The Low Orbit Security Radar is a weekly security newsletter from an offensive practitioner's perspective. One idea, curated news, and links worth your time.

This Week

$ radar --status
SIGNAL: REACQUIRED
LAST_TX: 01/27/2025
STATUS: OPERATIONAL
[Low Orbit Radar, back online]

We've had a gap in transmissions. Some housekeeping before we resume.

1. The Low Orbit Radar is back. Monday mornings.
2. Low Orbit Radar Issues will take the following format.

# Radar #X: Week of MM/DD/YYYY

## This Week [2-4 paragraphs]
One observation, technique, or idea worth sharing. 2-4 paragraphs.

## News [1-2 paragraphs]
News items worth paying attention to, with brief analysis.

## Caught My Eye [0-n links]
Links that earned a bookmark.

3. The content will continue to be an analysis of the security industry from my offensive security perspective.

News

Don't directly navigate to websites, use dashboards

A decade ago, ~5% of parked domain visits led to malicious content.

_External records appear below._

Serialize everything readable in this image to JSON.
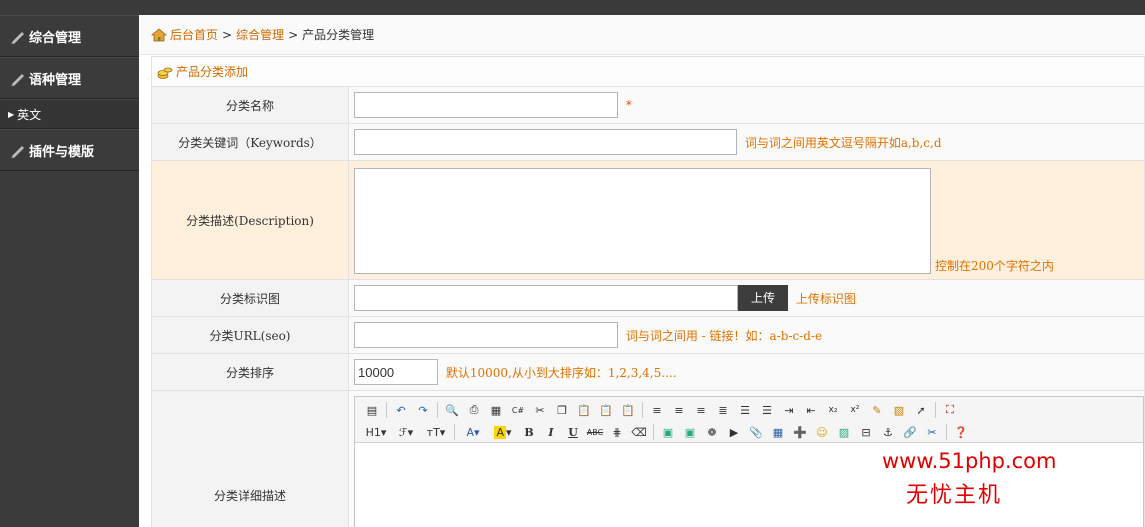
{
  "sidebar": {
    "groups": [
      {
        "label": "综合管理"
      },
      {
        "label": "语种管理"
      },
      {
        "label": "英文"
      },
      {
        "label": "插件与模版"
      }
    ]
  },
  "breadcrumb": {
    "home": "后台首页",
    "sep": ">",
    "section": "综合管理",
    "current": "产品分类管理"
  },
  "panel": {
    "title": "产品分类添加"
  },
  "form": {
    "name": {
      "label": "分类名称",
      "value": "",
      "required": "*"
    },
    "keywords": {
      "label": "分类关键词（Keywords）",
      "value": "",
      "hint": "词与词之间用英文逗号隔开如a,b,c,d"
    },
    "description": {
      "label": "分类描述(Description)",
      "value": "",
      "hint": "控制在200个字符之内"
    },
    "image": {
      "label": "分类标识图",
      "value": "",
      "button": "上传",
      "hint": "上传标识图"
    },
    "url": {
      "label": "分类URL(seo)",
      "value": "",
      "hint": "词与词之间用 - 链接！如：a-b-c-d-e"
    },
    "order": {
      "label": "分类排序",
      "value": "10000",
      "hint": "默认10000,从小到大排序如：1,2,3,4,5...."
    },
    "detail": {
      "label": "分类详细描述"
    }
  },
  "editor": {
    "toolbar_text": {
      "h1": "H1",
      "font": "ℱ",
      "size": "тT",
      "color": "A",
      "bg": "A",
      "bold": "B",
      "italic": "I",
      "underline": "U",
      "strike": "ABC"
    }
  },
  "watermark": {
    "line1": "www.51php.com",
    "line2": "无忧主机"
  },
  "colors": {
    "accent": "#d06a00",
    "hint": "#e07200",
    "sidebar_bg": "#3b3b3b",
    "highlight_row": "#fef0dc",
    "watermark": "#e00000"
  }
}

Now it's over 90%. These "parked" domains are collected by "investors" called "domainers" and often serve ads to collect passive income to pay for their domain renewals.

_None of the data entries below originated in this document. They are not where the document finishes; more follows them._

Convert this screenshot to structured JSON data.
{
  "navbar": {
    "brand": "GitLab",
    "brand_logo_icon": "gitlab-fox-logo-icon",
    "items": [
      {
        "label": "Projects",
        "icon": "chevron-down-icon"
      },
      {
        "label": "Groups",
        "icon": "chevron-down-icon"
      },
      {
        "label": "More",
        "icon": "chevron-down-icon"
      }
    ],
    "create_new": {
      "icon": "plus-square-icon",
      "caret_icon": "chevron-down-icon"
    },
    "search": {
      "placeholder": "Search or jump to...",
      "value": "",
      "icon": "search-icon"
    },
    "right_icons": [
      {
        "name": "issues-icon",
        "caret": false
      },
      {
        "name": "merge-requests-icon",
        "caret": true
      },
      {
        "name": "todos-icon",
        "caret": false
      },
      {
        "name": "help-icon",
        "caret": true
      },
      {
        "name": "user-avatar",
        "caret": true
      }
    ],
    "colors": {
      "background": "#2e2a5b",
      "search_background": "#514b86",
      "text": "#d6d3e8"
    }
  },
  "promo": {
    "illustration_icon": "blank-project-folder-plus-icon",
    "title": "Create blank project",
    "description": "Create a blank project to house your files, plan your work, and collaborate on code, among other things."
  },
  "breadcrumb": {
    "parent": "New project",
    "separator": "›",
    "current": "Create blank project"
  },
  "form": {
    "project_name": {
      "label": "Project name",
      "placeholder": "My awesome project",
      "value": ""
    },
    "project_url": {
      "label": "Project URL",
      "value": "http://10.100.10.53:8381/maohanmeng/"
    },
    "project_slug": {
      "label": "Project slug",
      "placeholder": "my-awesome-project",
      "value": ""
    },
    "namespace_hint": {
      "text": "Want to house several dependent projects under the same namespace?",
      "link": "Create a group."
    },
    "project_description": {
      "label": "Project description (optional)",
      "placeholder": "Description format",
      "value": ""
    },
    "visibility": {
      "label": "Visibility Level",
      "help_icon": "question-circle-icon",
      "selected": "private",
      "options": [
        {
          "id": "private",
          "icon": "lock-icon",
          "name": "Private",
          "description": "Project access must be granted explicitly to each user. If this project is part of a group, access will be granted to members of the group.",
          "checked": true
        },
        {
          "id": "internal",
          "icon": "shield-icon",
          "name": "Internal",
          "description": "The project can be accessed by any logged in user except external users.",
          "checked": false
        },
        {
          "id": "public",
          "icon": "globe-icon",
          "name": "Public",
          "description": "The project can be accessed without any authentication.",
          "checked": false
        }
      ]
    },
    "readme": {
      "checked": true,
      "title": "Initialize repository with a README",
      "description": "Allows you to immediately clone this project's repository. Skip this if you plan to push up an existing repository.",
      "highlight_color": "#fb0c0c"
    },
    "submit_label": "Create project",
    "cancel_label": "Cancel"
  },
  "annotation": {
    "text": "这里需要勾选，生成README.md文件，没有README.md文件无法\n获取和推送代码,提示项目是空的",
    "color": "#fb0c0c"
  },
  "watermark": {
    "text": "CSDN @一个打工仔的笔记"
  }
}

Infoblox published an incredible investigation into what really happens when visiting these seemingly benign pages and uncovered a complex web of how a single mistyped url can lead to sketchy results at best and malware at worst.

Interestingly, the actor is using double fast flux on the domains which rotates both the IP and DNS nameservers making it difficult to track, block, and detect.

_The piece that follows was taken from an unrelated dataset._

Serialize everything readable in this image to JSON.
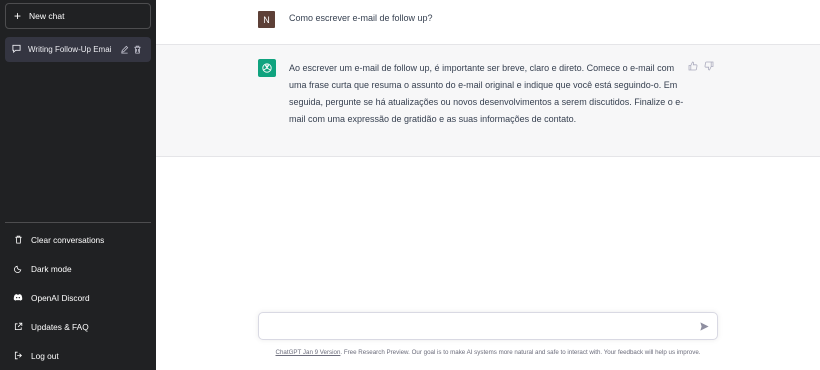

Parked domains being used for malicious purposes isn't new, but the scale is daunting. You can check for common variations of a domain using dnstwist. I know that typing a domain you visit often is second nature, but utilizing personal dashboards such as Glance is probably wise. Organizations should consider having an internal dashboard with common links.

Caught My Eye

• THC Subdomain Enumeration Tool Subdomain enumeration tools are cool, but what really caught my eye was the datasets are available for download monthly, great for offline recon.
• KubeCon + CloudNativeCon NA 2025 End User Summit Report: Engaging with AI: It's interesting to see the "pain points" being brought up about AI integration are business problems such as measuring ROI, not technical ones.
• Zero-Days in the Age of AI: Behind the Scenes of ZeroDay.cloud 2025: Wiz put on a competition for vulnerability researchers to pick a target and demonstrate it live on stage for a large payout. Vulns were found in the Linux Kernel, PostgreSQL, Redis, MariaDB, and Grafana.
• Meet exe.dev, modern VMs: Subscription service that gives access to VMs on demand sub second start, persistent disks, and some other quality of life features. Currently you can spin up VMs for free... in the words of a colleague: "A collocated redirector, just not one to burn tradecraft in."
• Careless Whisper: Exploiting Silent Delivery Receipts to Monitor Users on Mobile Instant Messengers: A technique that allows threat actors to roughly estimate when your phone is in use by conducting a timing analysis of packets sent to Whatsapp and Signal with a POC Available
• File d'attente - file-based job queue: A file-based job queue. Create a job by adding a file to /pending directory, and it will auto retry to execute it. Lightweight but has some interesting use cases.
• D-Bus is a disgrace to the Linux Desktop: My 2 week adventure into D-Bus made me slightly concerned about how weird the D-Bus system is in Linux, this post does a great job at outlining its quirks. A great place to look for fun vulns.
• KubeVirt Security Audit Report: KubeVirt allows running virtual machines in Kubernetes, the Arbitrary Host File Read and Write is interesting... If you're auditing something, always look at mounts and/or symlinks, they're a goldmine.